Tuned In To Music

Reflections from a lifetime

Review: The Isley Brothers, It’s Your Thing The Story of the Isley Brothers

Spanning  four decades and two generations of brothers the Isley Brothers had a remarkable career.  Over the course of their professional life they did doo wop, soul, funk, disco and pop.  They recorded for Motown and It's Your Thingformed their own record company.  Their version of “Twist and Shout” was turned into a massive hit when the Beatles did a very close copy.  They employed and recorded with a guitar player who called himself Jimmy James before he reverted to his given name and became world famous as Jimi Hendrix.  For quality, consistency and longevity, the Isleys are hard to beat.

It’s Your Thing is a three disc collection that does a fine job of covering their extended and varied career.  Each disc covers a chronlogically delimited segment of their output although the songs on each disc are not chronologically arranged.  This works very well as Disc 1 opens with a live buildup to their song “Shout” taken from a Yankee Stadium concert, the studio version of “Shout (Parts 1 and 2)” and a version of “Shout” recorded live from the TV show Shindig.  That sounds like a lot of “Shout” but it works very well.

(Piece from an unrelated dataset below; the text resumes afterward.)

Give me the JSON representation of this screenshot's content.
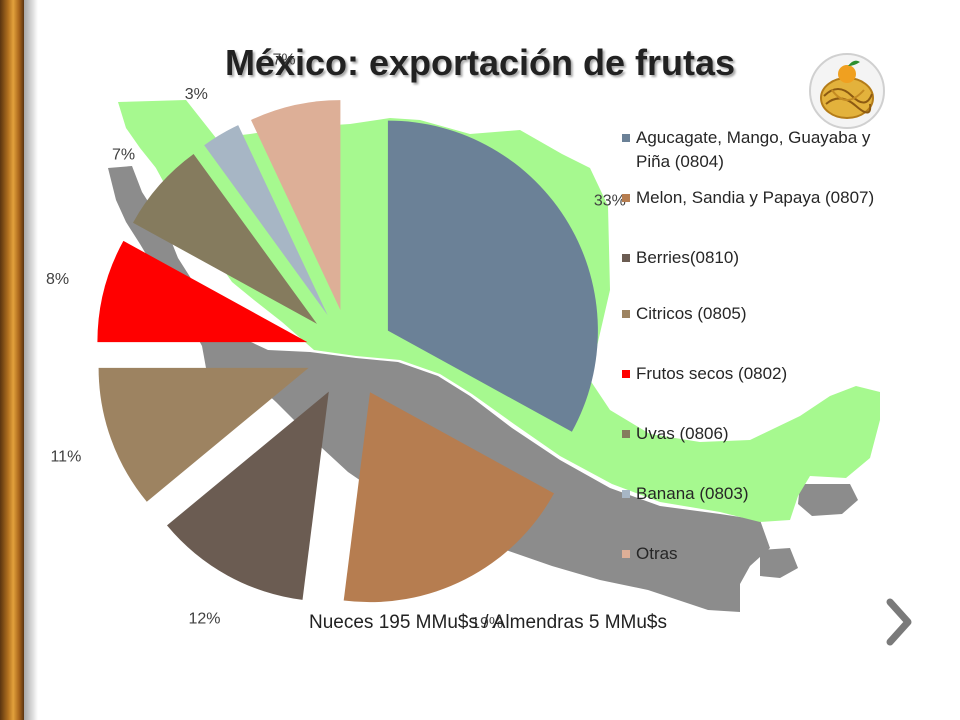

Disc 1 covers 1957 to 1970.  Along with their well known hits “Shout” and “It’s Your Thing” it includes two tracks with Hendrix playing guitar.  “Testify (Parts 1 and 2)” is a rave up soul shouter with the brothers mimicking well known soul singers of the era like James Brown, Jackie Wilson and Stevie Wonder in which Hendrix plays run-of-the mill backing guitar.  “Move Over and Let Me Dance” is a revelation.  Not only is Henrix’s early guitar style unmistakeable but his vocal style is explicitly foreshadowed by whichever of the Isley’s is singing lead.

Disc 2 covers 1971 to 1975 and if all you know about the Isleys are their big crossover 1960’s hits, this CD will come as a big surprise.  Recording for their own T-Neck record label the Isleys produced a string of monster tracks during this brief 5 year period.  Ernie Isley joined the group in 1969 and his rock influenced guitar allowed them to rework their 1960’s hit “Who’s That Lady” into the funk-rock jam “That Lady (Parts 1 and 2)”.  The rock influence was also notable on their covers of Seals & Crofts’ “Summer Breeze”, James Taylor’s “Fire and Rain” and Stephen Stills’ “Love the One You’re With” all of which are included here.  In addition to their genre crossing soul-rock hybrids the Isleys were knocking out funk anthems (“Fight the Power Parts 1 and 2″), straight up funk jams (“Lay Away”) and soul ballads (“Don’t Let Me Be Lonely Tonight”).  Of the three discs, this is the one that keeps finding it’s way back into our CD player.

Disc 3 covers 1976 to 1996.  During this period the Isleys did some disco, broke up and came back together again, and did more than their share of cheesy love ballads.  There are good tracks here but this 20 year period is clearly that of a band in decline from the exciting ’60s and the extraordinary early ’70s.

The collection comes with a booklet with the typical hyped-up lauditory essays and a well-done discography of the tracks included in the set.  Their are also interesting sections with musicians like Maurice White, Bobby Womack and Aaron Neville along with the various Isleys talking about their career.  Overall, the booklet is better than average.

It’s Your Thing does an excellent job of covering the Isley Brothers long and highly influential career.  If you’re looking for an Isley career retrospective, this is the one.